For the most part, Gibson and Vaughn are adept at making us root for these characters despite ourselves. The only time that changes is in a couple of moments, addressed almost directly to camera, that touch either on Gibsons own personal troubles or on politics and ‘political correctness’ more generally. I’m not quite sure how to interpret this. Is Zahler merely stating his politics, outright telling us what we should take from the film, or is he winking at us, stating down the barrel of the camera the most objectionable things his characters believe and daring us still to like them? Either reading is valid, but whichever is correct these moments, unsubtle even for this film, are a problem because they are such naked commentary and so directly addressed to us that they lift us out of the film’s world for a while. From its title on down, Dragged Across Concrete is a dark vision in all ways, including visually.
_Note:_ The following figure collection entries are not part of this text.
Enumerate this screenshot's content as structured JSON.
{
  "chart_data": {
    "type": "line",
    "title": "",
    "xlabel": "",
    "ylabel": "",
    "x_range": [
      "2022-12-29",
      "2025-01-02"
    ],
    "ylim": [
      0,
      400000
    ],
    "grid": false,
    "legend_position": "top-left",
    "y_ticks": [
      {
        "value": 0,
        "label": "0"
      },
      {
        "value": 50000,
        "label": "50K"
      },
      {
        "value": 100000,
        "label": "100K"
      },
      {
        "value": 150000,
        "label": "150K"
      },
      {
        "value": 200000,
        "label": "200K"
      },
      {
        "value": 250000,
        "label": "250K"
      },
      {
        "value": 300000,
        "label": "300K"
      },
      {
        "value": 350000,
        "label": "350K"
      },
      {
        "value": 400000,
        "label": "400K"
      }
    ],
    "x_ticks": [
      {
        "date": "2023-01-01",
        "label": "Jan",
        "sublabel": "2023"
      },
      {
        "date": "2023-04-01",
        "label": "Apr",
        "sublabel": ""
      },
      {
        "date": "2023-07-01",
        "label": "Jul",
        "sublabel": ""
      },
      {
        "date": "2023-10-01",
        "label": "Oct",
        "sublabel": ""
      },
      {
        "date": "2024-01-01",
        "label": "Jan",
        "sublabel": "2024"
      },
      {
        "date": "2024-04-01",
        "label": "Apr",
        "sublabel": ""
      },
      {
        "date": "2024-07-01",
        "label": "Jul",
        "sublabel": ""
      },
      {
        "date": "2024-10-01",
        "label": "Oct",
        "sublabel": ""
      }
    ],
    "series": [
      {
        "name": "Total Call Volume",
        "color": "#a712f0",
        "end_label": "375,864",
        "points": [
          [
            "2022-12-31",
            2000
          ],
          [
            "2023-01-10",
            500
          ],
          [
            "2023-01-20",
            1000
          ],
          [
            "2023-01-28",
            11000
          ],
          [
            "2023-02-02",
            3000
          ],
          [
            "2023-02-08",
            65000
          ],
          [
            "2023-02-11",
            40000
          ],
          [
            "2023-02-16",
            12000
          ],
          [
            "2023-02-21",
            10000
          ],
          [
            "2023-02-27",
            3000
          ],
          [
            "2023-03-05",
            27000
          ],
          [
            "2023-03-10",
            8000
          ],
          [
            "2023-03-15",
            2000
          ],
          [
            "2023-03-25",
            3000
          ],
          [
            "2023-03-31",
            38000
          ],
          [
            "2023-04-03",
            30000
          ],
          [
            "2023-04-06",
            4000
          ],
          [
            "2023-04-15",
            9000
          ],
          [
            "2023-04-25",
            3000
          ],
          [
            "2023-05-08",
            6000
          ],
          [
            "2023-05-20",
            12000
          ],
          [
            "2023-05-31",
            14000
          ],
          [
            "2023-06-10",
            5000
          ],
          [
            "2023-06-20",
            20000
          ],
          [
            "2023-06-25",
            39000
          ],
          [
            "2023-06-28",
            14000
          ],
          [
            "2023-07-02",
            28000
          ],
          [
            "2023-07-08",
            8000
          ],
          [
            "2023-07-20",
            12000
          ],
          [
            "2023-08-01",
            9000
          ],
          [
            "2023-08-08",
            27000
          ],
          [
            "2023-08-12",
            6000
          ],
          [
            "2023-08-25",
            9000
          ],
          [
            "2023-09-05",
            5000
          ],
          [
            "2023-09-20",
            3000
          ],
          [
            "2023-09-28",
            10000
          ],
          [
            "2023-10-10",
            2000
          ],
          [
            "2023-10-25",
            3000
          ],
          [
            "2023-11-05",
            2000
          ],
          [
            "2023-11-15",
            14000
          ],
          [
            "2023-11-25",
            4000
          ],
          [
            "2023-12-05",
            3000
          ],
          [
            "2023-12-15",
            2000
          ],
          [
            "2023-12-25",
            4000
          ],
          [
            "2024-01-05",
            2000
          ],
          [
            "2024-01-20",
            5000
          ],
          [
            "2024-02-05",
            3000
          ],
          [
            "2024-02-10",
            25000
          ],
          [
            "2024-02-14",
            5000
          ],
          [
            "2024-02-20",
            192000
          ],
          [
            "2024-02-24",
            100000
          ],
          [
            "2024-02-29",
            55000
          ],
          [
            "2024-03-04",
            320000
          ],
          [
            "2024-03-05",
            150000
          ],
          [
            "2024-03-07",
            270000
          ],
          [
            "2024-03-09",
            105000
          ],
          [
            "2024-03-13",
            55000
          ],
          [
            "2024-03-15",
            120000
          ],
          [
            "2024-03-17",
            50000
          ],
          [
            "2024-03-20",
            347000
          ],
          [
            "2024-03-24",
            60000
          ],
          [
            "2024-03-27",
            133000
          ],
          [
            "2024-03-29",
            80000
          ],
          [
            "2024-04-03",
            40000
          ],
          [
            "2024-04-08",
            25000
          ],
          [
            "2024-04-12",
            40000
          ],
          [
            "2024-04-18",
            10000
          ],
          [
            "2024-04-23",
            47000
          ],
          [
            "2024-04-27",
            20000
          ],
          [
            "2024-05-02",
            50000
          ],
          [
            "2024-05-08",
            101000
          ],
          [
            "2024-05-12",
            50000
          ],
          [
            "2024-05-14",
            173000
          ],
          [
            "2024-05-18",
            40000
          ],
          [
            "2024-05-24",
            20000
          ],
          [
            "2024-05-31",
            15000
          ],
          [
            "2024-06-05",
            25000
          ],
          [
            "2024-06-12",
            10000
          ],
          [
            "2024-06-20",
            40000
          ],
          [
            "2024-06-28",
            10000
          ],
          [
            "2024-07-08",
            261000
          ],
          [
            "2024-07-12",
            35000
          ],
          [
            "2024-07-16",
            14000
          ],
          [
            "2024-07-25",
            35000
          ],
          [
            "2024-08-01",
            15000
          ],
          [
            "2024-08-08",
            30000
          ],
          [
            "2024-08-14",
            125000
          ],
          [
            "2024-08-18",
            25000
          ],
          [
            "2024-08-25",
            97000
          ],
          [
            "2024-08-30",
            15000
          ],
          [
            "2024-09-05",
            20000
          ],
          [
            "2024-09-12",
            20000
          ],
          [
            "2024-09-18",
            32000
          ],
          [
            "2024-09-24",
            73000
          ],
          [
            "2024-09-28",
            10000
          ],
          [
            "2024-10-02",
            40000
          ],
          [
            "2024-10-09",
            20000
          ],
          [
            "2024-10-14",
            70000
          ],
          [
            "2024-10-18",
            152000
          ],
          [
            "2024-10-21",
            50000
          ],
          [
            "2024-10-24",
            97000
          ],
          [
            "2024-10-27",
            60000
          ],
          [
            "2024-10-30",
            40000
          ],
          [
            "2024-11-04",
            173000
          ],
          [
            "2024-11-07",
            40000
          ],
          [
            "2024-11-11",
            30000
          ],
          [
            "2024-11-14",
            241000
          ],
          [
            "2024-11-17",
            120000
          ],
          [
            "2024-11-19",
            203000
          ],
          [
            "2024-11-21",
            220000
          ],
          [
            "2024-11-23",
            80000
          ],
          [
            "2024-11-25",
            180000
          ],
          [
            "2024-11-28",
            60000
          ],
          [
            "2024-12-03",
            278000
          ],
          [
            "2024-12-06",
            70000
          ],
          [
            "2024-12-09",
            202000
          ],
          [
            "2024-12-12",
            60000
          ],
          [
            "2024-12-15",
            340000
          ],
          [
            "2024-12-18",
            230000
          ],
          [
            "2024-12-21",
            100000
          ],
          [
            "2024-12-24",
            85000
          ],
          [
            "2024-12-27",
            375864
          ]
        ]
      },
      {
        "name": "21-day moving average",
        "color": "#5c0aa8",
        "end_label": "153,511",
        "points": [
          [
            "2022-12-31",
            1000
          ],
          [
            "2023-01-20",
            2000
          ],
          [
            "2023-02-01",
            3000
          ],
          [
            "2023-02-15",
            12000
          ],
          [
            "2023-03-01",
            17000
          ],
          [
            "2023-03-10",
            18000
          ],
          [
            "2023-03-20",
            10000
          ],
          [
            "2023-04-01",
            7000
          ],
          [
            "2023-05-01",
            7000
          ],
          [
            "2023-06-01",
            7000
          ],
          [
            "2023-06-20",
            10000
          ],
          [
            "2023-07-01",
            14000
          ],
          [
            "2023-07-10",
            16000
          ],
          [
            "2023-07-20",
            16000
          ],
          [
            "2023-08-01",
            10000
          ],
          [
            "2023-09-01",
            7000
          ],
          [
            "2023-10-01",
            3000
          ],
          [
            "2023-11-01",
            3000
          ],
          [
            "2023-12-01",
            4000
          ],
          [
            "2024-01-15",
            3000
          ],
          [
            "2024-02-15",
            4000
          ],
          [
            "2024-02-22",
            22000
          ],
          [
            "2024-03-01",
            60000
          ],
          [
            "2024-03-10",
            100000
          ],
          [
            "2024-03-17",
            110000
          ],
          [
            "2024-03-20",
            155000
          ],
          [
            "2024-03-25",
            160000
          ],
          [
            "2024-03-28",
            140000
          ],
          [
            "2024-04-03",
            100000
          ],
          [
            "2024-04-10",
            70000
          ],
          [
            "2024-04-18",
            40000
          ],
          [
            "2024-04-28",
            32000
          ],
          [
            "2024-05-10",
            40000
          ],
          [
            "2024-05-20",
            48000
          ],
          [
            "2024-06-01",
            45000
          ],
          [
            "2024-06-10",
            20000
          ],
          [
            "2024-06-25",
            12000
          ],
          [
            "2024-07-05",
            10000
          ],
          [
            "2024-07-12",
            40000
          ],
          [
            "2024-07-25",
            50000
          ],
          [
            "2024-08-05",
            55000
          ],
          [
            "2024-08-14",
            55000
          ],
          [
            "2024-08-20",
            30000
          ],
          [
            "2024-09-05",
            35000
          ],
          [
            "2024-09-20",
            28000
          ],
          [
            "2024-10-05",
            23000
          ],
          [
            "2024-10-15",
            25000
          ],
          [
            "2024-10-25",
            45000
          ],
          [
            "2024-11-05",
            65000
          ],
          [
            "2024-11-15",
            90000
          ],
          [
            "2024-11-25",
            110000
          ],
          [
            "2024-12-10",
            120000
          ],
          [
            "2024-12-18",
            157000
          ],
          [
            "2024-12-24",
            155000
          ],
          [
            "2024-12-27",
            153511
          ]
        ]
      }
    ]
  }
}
On occasion the visuals are so dark that we’re straining to see, it’s as if Zahler and DP Benji Bakshi have elected to paint exclusively in the blacks and greys that represent the film’s moral tone.

For about an hour, Zahler sets his pieces and develops his characters, but it’s in the film’s second half that everything kicks off, drawing the characters together and escalating both tension and violence. Again, the time taken is striking; where another film would have a car chase, Zahler has several long sequences of Ridgeman and Lurasetti following behind the people they are tracing, for a long time completely in the dark about what they are walking in to. The action does occasionally delve into the staggeringly graphic violence for which Zahler is known, notably in a sequence in which a swallowed key has to be recovered, but what’s really notable about how he treats violence here is the impact of a single bullet; we’re used to characters who can say ‘it’s only a flesh wound’ and shrug off injury, here we see the sheer damage that a bullet can do, impacts are felt viscerally.

I don’t think Zahler intends Dragged Across Concrete as some sort of state of the nation statement (at least, I hope he doesn’t, given the politics here). However, even if he does, it’s easy enough for me to put that to one side and enjoy the film as a dark, nihilistically violent, and uncommonly character driven exploitation crime drama. It’s a furrow that Zahler has now ploughed three times and has made completely his own and I can’t wait to see where he takes us next.